Дикий какой-то интернат! В чем-то отношение к дисциплине совершенно безалаберное, а в чем-то тут прямо спартанские порядки. И все это вдали от цивилизации, даже пожаловаться на это некуда. Раз администрация такое пропагандирует, значит, директор в курсе всего и не препятствует… или не особо вникает. Есть ведь такие ленивые директоры, для которых главное – кресло и статус. Наш, видимо, из таких.

– Поэтому Майор сам инспектирует и забирает, кого сочтет нужным. Или кто-то доносит: якобы беспокоится. – Пудель пожимает плечами. – На меня вот донесли.

– Соседи? – сочувственно спрашиваю я.

– Тридцать третья комната, – кивает Пудель. – В основном могут доносить любители Казармы. Вроде как, из благих побуждений. Некоторым там и правда нравится, потому что уроков нет. Ради этого они и по плацу побегать готовы. Таких, правда, отпускают оттуда быстро. А встречают их, как казарменных ветеранов.

Я киваю и мотаю на несуществующий ус.

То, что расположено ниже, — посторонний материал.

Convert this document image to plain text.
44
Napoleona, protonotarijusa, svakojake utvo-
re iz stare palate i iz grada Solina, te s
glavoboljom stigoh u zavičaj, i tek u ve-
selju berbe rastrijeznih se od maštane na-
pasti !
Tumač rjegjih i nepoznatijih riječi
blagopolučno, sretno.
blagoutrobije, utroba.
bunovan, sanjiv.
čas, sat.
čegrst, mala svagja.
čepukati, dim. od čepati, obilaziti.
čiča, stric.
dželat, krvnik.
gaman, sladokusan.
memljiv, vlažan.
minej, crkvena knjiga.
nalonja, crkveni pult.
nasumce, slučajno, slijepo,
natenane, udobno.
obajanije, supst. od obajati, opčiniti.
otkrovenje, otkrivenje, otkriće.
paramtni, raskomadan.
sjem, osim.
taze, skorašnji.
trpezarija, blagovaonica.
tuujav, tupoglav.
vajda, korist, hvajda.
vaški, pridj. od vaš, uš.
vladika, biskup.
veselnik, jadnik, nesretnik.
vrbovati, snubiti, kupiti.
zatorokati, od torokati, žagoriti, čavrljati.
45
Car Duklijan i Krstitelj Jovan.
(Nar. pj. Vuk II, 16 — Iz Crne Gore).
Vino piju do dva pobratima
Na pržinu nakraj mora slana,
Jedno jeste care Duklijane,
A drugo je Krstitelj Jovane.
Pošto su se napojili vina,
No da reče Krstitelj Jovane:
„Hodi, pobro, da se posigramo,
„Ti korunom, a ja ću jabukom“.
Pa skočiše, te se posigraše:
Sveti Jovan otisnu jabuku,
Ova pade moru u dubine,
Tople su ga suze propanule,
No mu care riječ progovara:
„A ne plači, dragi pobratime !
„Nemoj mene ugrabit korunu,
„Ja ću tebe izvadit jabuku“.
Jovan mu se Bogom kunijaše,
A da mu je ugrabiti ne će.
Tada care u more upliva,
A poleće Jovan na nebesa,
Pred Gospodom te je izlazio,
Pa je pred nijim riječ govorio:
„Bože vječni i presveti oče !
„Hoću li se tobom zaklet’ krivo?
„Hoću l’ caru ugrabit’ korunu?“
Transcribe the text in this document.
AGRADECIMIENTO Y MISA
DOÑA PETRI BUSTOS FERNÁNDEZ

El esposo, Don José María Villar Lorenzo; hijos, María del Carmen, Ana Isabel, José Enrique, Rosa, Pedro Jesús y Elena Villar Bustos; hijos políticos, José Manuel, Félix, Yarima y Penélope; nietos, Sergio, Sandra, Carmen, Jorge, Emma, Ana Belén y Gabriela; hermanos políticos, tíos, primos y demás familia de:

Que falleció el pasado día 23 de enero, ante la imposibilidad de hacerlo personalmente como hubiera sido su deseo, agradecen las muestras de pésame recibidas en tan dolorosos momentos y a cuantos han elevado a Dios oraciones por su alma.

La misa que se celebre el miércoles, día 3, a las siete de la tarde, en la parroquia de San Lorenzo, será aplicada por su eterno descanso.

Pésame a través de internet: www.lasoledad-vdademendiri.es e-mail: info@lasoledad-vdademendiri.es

Стало быть, в Казарме побывать почетно, это уважается. Правда, такой способ зарабатывания авторитета меня не очень вдохновляет.

Пудель тем временем вздергивает курносый нос и отстраненно смотрит вдаль. Я замечаю, что у него глаза голубые, как у меня, только очень потускневшие и будто выцветшие, как от тяжелой болезни. Не понимаю, чем в таком состоянии может помочь изнуряющая тренировка!

– Кому-то нравится, а я не могу там, – честно признается Пудель. – Поэтому я туда не вернусь. Если опять погонят на плац, я прямо там и сдохну. Лучше уж по корпусу прятаться, чем вернуться туда.

Мне становится жалко этого паренька. Был бы я старожилом тридцать шестой, предложил бы перебраться к нам, дал бы слово, что спрячу его. Но я сам там еще на птичьих правах, поэтому возможности у меня нет.

– Может, стоит поговорить с директором? – осторожно предлагаю я.

Пудель смотрит на меня снисходительно, как на наивного простачка.

– Не поможет, – печально замечает он. – Проще уж Холода дождаться. Или… не знаю. – Пудель передергивает плечами, явно уходя в свои мысли. Голос у него становится совсем уж тоскливый, даже мне от него на душе как-то сереет.

Его замечаний про холод я не понимаю. Он, что, собрался прятаться до зимы? Зимой плац не работает?

Вопросов пока не задаю, потому что собеседник мой вдруг решает разговориться и поделиться историями про интернат. Я не верю своему счастью и на два часа погружаюсь в полезный ликбез. Пудель говорит о столовой, что прячется за деревьями с другой стороны от ученического корпуса. О странных уроках труда, на которых здесь учат даже сварке. О поварихе по кличке Кулебяка, что подкармливает забредающих на территорию кошек.